South Scotland

New Dalbeattie and Dumfries school sites officially opened

School opening
Image caption Mr Swinney carried out the official opening of the Dalbeattie campus before heading to Dumfries

Deputy First Minister John Swinney has carried out the official opening of two new school sites in Dumfries and Galloway.

The Dalbeattie Learning Campus and St Joseph's College in Dumfries have been up and running for some time.

Mr Swinney unveiled a plaque in Dalbeattie and carried out a tree planting at the other school.

Both projects received support from the Scottish government's Schools for the Future programme.

The shared campus in Dalbeattie is used by a new Dalbeattie High School, Dalbeattie Primary School and Nursery.

The Dumfries secondary has been the subject of a £24m overhaul.

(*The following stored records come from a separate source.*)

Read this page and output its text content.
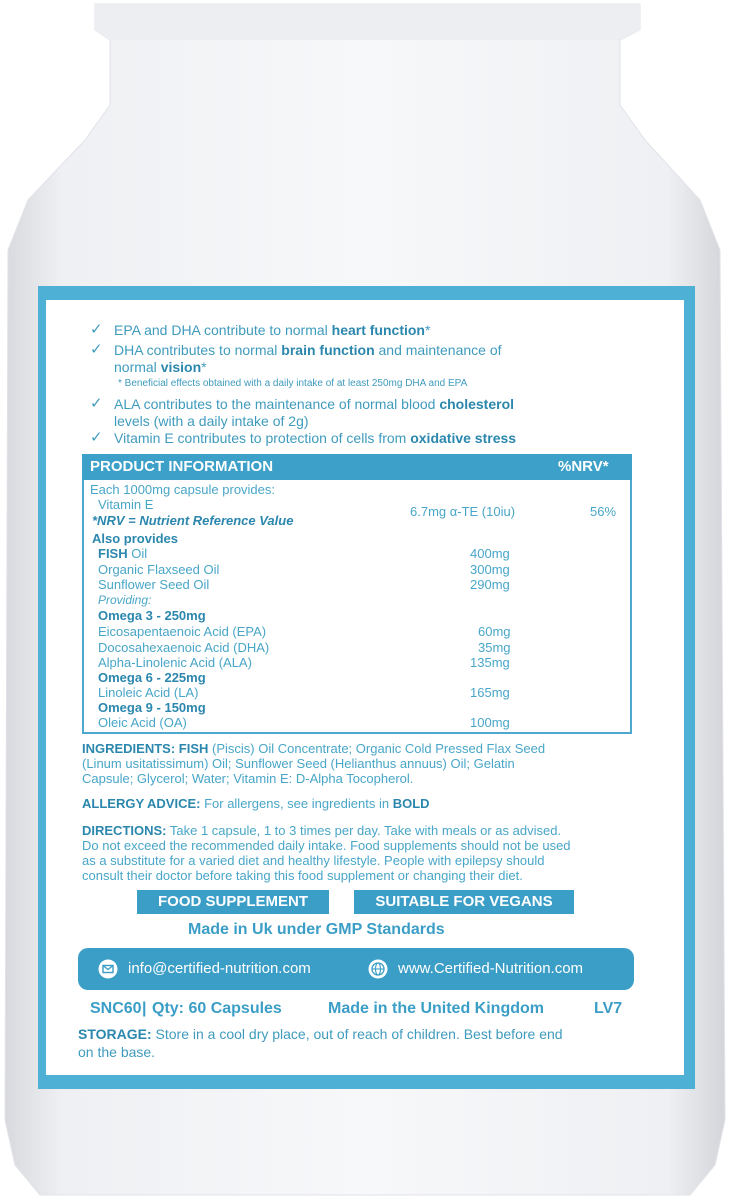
✓ EPA and DHA contribute to normal heart function*
✓ DHA contributes to normal brain function and maintenance of
normal vision*
* Beneficial effects obtained with a daily intake of at least 250mg DHA and EPA
✓ ALA contributes to the maintenance of normal blood cholesterol
levels (with a daily intake of 2g)
✓ Vitamin E contributes to protection of cells from oxidative stress
PRODUCT INFORMATION	%NRV*
Each 1000mg capsule provides:
Vitamin E	6.7mg α-TE (10iu)	56%
*NRV = Nutrient Reference Value
Also provides
FISH Oil	400mg
Organic Flaxseed Oil	300mg
Sunflower Seed Oil	290mg
Providing:
Omega 3 - 250mg
Eicosapentaenoic Acid (EPA)	60mg
Docosahexaenoic Acid (DHA)	35mg
Alpha-Linolenic Acid (ALA)	135mg
Omega 6 - 225mg
Linoleic Acid (LA)	165mg
Omega 9 - 150mg
Oleic Acid (OA)	100mg
INGREDIENTS: FISH (Piscis) Oil Concentrate; Organic Cold Pressed Flax Seed
(Linum usitatissimum) Oil; Sunflower Seed (Helianthus annuus) Oil; Gelatin
Capsule; Glycerol; Water; Vitamin E: D-Alpha Tocopherol.
ALLERGY ADVICE: For allergens, see ingredients in BOLD
DIRECTIONS: Take 1 capsule, 1 to 3 times per day. Take with meals or as advised.
Do not exceed the recommended daily intake. Food supplements should not be used
as a substitute for a varied diet and healthy lifestyle. People with epilepsy should
consult their doctor before taking this food supplement or changing their diet.
FOOD SUPPLEMENT	SUITABLE FOR VEGANS
Made in Uk under GMP Standards
info@certified-nutrition.com	www.Certified-Nutrition.com
SNC60 | Qty: 60 Capsules	Made in the United Kingdom	LV7
STORAGE: Store in a cool dry place, out of reach of children. Best before end
on the base.
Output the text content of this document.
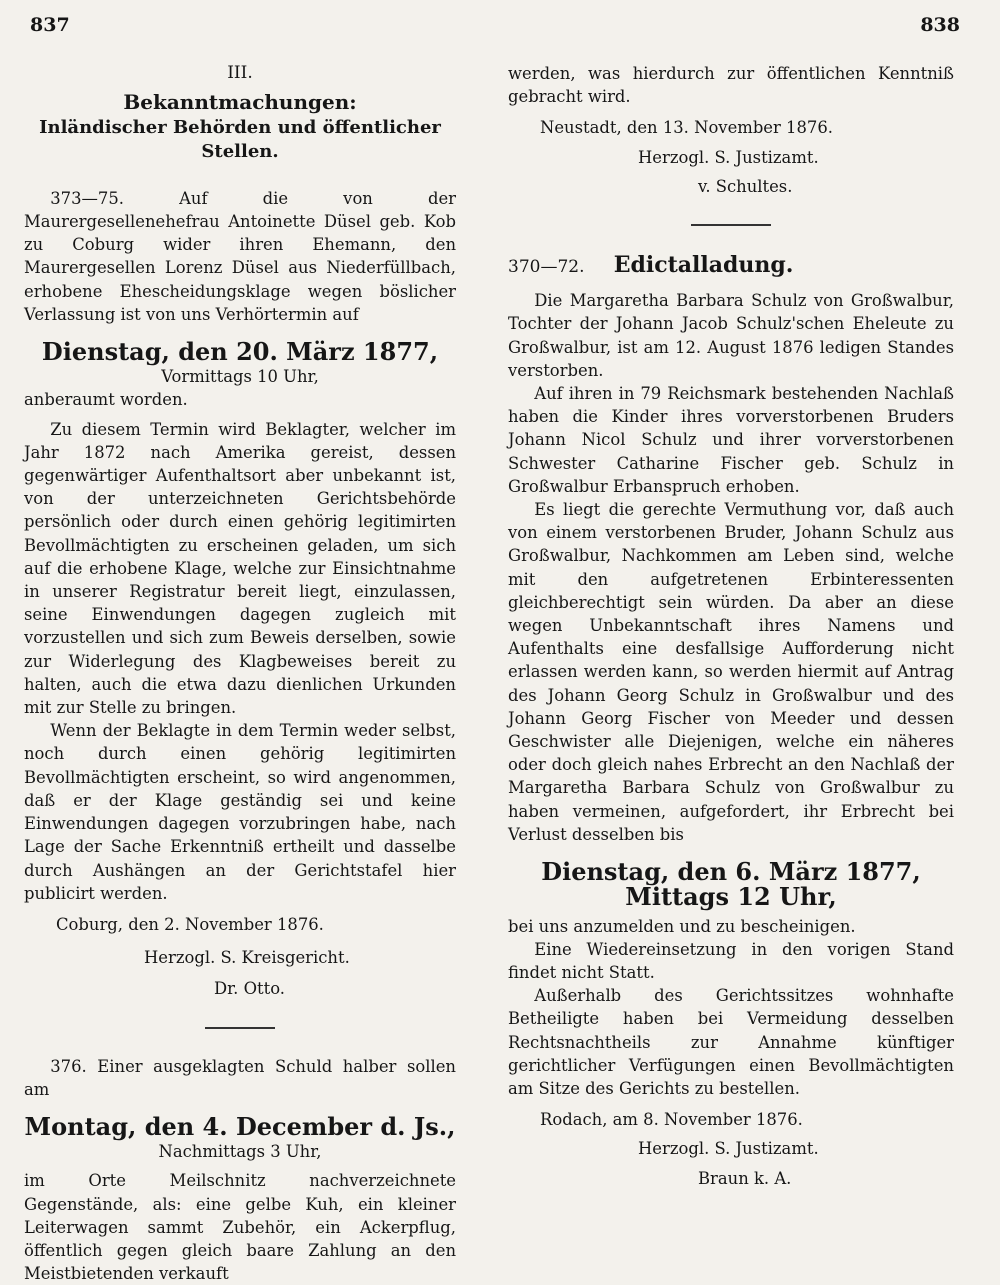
837	838
III.
Bekanntmachungen:
Inländischer Behörden und öffentlicher Stellen.

373—75. Auf die von der Maurergesellenehefrau Antoinette Düsel geb. Kob zu Coburg wider ihren Ehemann, den Maurergesellen Lorenz Düsel aus Niederfüllbach, erhobene Ehescheidungsklage wegen böslicher Verlassung ist von uns Verhörtermin auf

Dienstag, den 20. März 1877,
Vormittags 10 Uhr,

anberaumt worden.

Zu diesem Termin wird Beklagter, welcher im Jahr 1872 nach Amerika gereist, dessen gegenwärtiger Aufenthaltsort aber unbekannt ist, von der unterzeichneten Gerichtsbehörde persönlich oder durch einen gehörig legitimirten Bevollmächtigten zu erscheinen geladen, um sich auf die erhobene Klage, welche zur Einsichtnahme in unserer Registratur bereit liegt, einzulassen, seine Einwendungen dagegen zugleich mit vorzustellen und sich zum Beweis derselben, sowie zur Widerlegung des Klagbeweises bereit zu halten, auch die etwa dazu dienlichen Urkunden mit zur Stelle zu bringen.

Wenn der Beklagte in dem Termin weder selbst, noch durch einen gehörig legitimirten Bevollmächtigten erscheint, so wird angenommen, daß er der Klage geständig sei und keine Einwendungen dagegen vorzubringen habe, nach Lage der Sache Erkenntniß ertheilt und dasselbe durch Aushängen an der Gerichtstafel hier publicirt werden.

Coburg, den 2. November 1876.

Herzogl. S. Kreisgericht.

Dr. Otto.

376. Einer ausgeklagten Schuld halber sollen am

Montag, den 4. December d. Js.,
Nachmittags 3 Uhr,

im Orte Meilschnitz nachverzeichnete Gegenstände, als: eine gelbe Kuh, ein kleiner Leiterwagen sammt Zubehör, ein Ackerpflug, öffentlich gegen gleich baare Zahlung an den Meistbietenden verkauft

werden, was hierdurch zur öffentlichen Kenntniß gebracht wird.

Neustadt, den 13. November 1876.

Herzogl. S. Justizamt.

v. Schultes.

370—72. Edictalladung.

Die Margaretha Barbara Schulz von Großwalbur, Tochter der Johann Jacob Schulz'schen Eheleute zu Großwalbur, ist am 12. August 1876 ledigen Standes verstorben.

Auf ihren in 79 Reichsmark bestehenden Nachlaß haben die Kinder ihres vorverstorbenen Bruders Johann Nicol Schulz und ihrer vorverstorbenen Schwester Catharine Fischer geb. Schulz in Großwalbur Erbanspruch erhoben.

Es liegt die gerechte Vermuthung vor, daß auch von einem verstorbenen Bruder, Johann Schulz aus Großwalbur, Nachkommen am Leben sind, welche mit den aufgetretenen Erbinteressenten gleichberechtigt sein würden. Da aber an diese wegen Unbekanntschaft ihres Namens und Aufenthalts eine desfallsige Aufforderung nicht erlassen werden kann, so werden hiermit auf Antrag des Johann Georg Schulz in Großwalbur und des Johann Georg Fischer von Meeder und dessen Geschwister alle Diejenigen, welche ein näheres oder doch gleich nahes Erbrecht an den Nachlaß der Margaretha Barbara Schulz von Großwalbur zu haben vermeinen, aufgefordert, ihr Erbrecht bei Verlust desselben bis

Dienstag, den 6. März 1877,
Mittags 12 Uhr,

bei uns anzumelden und zu bescheinigen.

Eine Wiedereinsetzung in den vorigen Stand findet nicht Statt.

Außerhalb des Gerichtssitzes wohnhafte Betheiligte haben bei Vermeidung desselben Rechtsnachtheils zur Annahme künftiger gerichtlicher Verfügungen einen Bevollmächtigten am Sitze des Gerichts zu bestellen.

Rodach, am 8. November 1876.

Herzogl. S. Justizamt.

Braun k. A.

Image copyright Graham Construction
Image caption The deputy first minister said the new campus was a "great collaboration"

Mr Swinney said the Dalbeattie campus was a "fantastic addition" to education in the region.

"It is a great collaboration between Dumfries and Galloway Council and the Scottish government investing to establish 21st Century learning facilities for young people in this area," he said.

"I think the opportunities to develop that learning between the nursery, the primary school and the high school on the one campus are huge.

"I think it creates a great platform for education in this area."

'Take the credit'

Ahead of the openings, Labour councillor Ronnie Nicholson criticised Mr Swinney's plans to visit the Bridge educational facility during his time in Dumfries.

He accused him of trying to "take the credit" for a project the Scottish government had not funded.

He also claimed Mr Swinney was using the official openings to distract from a failure to support plans for other school improvement proposals in the town.

Dumfriesshire Conservative MSP Oliver Mundell said the visit would "carefully avoid" Dumfries High School and Dumfries Academy which were "desperately in need of investment".

He said Mr Swinney needed to explain why the region was "always at the bottom of the priority list".

'Substantial support'

A Scottish government spokeswoman said: "We have provided almost £25m to Dumfries and Galloway Council to implement our Schools for the Future programme, and the deputy first minister was invited by the local authority to open the new schools and visit the Bridge to see first-hand the excellent work that has already taken place.

"The overarching aim of the programme is to replace the worst condition schools across Scotland, and each local authority, including Dumfries and Galloway Council, was asked to put forward its priority schools for investment through successive phases of the programme.

"As such, Dumfries and Galloway Council received substantial financial support towards the Dalbeattie Learning Campus, St Joseph's College and the North West Community Campus."